„Keine deutsche Atombombe.“ Mit drei Worten schließt der CDU-Vorsitzende eine Tür, die angesichts der bröckelnden Sicherheitsarchitektur Europas längst hätte geöffnet werden müssen. Es geht hier nicht um den sofortigen Bau von Sprengköpfen, sondern um die intellektuelle Bereitschaft, über die ultimative Sicherheitsgarantie nachzudenken.
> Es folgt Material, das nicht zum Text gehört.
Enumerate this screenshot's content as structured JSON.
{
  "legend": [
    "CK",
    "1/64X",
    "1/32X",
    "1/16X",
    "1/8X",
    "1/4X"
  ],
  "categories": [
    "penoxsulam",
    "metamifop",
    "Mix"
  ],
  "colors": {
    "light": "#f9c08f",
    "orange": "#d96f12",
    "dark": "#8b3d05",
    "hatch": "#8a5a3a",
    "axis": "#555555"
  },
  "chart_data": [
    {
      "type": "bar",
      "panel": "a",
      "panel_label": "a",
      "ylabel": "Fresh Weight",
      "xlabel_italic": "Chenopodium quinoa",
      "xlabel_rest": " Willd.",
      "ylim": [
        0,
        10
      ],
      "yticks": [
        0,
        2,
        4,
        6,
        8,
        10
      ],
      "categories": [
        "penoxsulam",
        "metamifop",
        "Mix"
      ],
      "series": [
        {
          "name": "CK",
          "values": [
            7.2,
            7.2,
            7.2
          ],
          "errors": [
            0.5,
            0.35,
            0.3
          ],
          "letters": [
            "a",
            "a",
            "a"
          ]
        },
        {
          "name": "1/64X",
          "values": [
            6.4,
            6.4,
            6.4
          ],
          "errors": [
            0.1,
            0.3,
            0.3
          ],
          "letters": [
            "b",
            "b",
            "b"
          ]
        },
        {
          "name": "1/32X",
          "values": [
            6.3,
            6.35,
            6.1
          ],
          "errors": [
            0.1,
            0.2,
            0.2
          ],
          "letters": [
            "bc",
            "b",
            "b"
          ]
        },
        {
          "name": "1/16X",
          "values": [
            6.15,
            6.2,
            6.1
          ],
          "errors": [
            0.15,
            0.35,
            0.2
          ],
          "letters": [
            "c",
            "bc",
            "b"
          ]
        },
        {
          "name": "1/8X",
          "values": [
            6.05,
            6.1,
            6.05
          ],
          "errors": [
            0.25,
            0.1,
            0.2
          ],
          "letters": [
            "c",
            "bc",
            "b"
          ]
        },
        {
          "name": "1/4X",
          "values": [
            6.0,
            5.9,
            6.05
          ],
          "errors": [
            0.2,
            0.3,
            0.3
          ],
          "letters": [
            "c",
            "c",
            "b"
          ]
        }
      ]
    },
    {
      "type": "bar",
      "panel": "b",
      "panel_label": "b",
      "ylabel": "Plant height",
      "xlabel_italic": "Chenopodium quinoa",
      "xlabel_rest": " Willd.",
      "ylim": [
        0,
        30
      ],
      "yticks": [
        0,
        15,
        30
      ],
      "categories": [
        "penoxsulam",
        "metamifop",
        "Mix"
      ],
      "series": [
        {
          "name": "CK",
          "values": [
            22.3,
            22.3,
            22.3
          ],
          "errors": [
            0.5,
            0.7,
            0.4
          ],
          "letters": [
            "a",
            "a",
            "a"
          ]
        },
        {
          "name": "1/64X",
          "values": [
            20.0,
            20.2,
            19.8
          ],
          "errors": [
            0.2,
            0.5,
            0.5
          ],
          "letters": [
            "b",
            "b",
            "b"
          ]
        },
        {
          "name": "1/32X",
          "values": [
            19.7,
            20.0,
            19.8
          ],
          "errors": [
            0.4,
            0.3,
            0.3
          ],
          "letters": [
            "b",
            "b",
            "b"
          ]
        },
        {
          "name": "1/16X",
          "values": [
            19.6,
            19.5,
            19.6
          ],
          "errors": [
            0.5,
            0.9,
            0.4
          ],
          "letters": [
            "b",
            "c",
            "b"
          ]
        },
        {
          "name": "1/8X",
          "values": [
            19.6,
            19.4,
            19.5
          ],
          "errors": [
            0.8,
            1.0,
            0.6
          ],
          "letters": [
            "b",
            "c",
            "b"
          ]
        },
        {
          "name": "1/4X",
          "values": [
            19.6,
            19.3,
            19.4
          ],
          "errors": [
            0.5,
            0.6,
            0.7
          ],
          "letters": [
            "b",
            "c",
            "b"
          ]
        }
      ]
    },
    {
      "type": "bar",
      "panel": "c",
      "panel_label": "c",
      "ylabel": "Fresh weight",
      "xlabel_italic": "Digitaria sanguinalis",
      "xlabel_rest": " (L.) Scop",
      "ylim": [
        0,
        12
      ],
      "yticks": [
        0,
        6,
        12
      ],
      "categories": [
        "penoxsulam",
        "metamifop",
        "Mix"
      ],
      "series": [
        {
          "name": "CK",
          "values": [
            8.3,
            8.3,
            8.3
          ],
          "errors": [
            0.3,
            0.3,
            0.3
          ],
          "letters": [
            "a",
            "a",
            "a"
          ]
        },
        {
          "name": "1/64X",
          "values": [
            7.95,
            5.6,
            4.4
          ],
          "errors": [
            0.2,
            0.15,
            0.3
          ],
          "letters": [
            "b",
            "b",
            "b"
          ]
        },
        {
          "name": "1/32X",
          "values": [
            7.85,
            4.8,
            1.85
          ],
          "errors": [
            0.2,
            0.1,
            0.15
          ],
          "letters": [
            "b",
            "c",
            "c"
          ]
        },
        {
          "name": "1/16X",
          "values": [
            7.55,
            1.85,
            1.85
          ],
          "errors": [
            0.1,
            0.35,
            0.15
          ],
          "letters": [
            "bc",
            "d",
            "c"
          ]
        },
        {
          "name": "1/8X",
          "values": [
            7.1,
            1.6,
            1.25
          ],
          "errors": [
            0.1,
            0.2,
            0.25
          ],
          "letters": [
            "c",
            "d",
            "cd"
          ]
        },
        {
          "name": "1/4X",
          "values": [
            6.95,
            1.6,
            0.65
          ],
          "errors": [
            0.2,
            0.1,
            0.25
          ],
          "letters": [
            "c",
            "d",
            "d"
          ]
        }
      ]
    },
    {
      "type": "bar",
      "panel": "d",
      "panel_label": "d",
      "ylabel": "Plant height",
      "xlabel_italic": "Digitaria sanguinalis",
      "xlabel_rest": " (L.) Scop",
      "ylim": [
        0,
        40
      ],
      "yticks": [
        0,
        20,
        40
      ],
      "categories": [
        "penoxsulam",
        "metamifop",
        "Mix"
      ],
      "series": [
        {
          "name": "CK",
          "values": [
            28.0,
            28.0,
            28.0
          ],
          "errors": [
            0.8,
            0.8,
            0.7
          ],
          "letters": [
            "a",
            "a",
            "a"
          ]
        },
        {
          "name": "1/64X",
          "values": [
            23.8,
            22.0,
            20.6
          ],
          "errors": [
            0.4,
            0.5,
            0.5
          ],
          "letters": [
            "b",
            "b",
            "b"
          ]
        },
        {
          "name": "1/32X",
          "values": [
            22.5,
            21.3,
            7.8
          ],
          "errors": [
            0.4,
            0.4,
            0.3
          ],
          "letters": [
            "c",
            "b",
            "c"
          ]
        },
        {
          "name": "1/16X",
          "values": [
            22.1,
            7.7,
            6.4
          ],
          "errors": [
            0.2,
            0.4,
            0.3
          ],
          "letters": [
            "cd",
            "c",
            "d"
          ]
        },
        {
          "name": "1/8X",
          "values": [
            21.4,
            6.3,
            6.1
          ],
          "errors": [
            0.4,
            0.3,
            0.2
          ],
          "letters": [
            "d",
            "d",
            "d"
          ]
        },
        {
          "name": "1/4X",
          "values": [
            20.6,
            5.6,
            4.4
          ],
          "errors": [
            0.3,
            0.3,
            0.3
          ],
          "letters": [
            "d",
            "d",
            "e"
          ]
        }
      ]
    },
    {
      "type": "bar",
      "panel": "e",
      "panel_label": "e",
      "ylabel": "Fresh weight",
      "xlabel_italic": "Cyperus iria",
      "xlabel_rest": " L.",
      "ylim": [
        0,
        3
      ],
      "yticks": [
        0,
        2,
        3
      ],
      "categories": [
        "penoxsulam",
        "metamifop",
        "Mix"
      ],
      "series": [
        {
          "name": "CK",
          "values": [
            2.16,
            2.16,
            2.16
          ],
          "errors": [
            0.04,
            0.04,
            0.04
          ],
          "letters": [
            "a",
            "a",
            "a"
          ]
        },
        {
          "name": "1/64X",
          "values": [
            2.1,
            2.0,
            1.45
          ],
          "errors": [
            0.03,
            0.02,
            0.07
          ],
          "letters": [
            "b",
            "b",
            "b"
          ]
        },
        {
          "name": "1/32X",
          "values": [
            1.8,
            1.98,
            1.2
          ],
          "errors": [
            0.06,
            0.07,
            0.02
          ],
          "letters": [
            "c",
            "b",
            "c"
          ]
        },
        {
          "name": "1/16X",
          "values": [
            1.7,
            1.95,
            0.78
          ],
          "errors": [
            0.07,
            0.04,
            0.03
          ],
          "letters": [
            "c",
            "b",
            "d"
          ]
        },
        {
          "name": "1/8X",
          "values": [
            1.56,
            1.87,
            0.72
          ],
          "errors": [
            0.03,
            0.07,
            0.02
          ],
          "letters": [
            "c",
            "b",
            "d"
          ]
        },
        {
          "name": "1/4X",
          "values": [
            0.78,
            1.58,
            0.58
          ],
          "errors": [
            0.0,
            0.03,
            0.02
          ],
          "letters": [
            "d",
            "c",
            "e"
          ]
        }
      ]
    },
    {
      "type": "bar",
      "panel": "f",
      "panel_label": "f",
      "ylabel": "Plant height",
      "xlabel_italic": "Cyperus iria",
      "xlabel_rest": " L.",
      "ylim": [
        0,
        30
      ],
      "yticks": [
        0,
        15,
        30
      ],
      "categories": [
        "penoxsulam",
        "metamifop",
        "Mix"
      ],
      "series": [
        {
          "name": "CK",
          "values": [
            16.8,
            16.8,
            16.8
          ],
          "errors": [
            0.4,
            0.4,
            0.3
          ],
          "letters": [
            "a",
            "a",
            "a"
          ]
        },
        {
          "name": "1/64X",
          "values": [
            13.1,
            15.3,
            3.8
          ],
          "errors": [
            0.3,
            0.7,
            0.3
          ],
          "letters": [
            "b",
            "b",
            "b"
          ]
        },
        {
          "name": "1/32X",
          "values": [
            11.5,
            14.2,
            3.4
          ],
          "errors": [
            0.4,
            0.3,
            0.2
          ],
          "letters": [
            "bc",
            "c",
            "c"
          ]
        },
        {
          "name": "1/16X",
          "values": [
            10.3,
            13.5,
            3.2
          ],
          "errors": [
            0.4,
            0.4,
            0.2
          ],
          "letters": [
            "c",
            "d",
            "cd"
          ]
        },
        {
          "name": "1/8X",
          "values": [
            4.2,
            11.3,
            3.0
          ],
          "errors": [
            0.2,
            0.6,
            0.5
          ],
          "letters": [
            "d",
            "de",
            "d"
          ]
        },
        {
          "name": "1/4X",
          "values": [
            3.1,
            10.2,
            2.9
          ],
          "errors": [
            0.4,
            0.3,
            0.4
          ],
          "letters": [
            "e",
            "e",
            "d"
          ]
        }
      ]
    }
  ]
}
Merz aber signalisiert: Selbst das ist tabu.
Das ist keine verantwortungsvolle Staatskunst, sondern eine Flucht aus der Realität. Während Donald Trumps Schatten erneut über der NATO schwebt und Putins Russland die europäische Friedensordnung zertrümmert, klammert sich die deutsche Politik an pazifistische Reflexe aus einer vergangenen Epoche. Die Merz-Doktrin ist der Versuch, die brutale Komplexität des 21. Jahrhunderts mit den einfachen, bequemen Antworten des 20. zu lösen. Ein strategischer Anachronismus.
ANALYSE: Dieses Denkverbot lähmt nicht nur die Opposition, sondern die gesamte politische Elite. Kanzler Scholz' viel beschworene „Zeitenwende“ verkommt zur hohlen Phrase, wenn die fundamentalste aller Sicherheitsfragen – die nukleare Abschreckung nach dem möglichen Ende des US-Schutzschirms – von vornherein ausgeklammert wird. Paris und London mögen über die Zukunft der europäischen Autonomie streiten, doch Berlin beteiligt sich nicht einmal an der Diskussion. Es ist eine selbstgewählte Irrelevanz in der wichtigsten Sicherheitsfrage unserer Zeit.
Die eigentliche Fahrlässigkeit liegt nicht im Nachdenken über nukleare Optionen, sondern im hartnäckigen Weigern, dies zu tun. Strategische Planung bedeutet, alle Szenarien durchzuspielen. Eine europäisierte französische „Force de frappe“? Eine tiefere nukleare Teilhabe? Sogar eine nationale Ultima Ratio als letzte Option? Allein das Stellen dieser Fragen ist das Minimum an strategischer Vorsorge für eine europäische Mittelmacht. Sie zu verbieten, ist das Maximum an strategischer Naivität.
Merz' Vorstoß mag innenpolitisch populär sein. Er bedient die deutsche Seele, die sich nach Sicherheit sehnt, ohne den Preis dafür anerkennen zu wollen. Doch für die Sicherheit Deutschlands und Europas ist diese Haltung brandgefährlich. Die Frage ist nicht mehr, ob Deutschland über die Bombe nachdenken sollte, sondern wie lange es sich noch leisten kann, es nicht zu tun.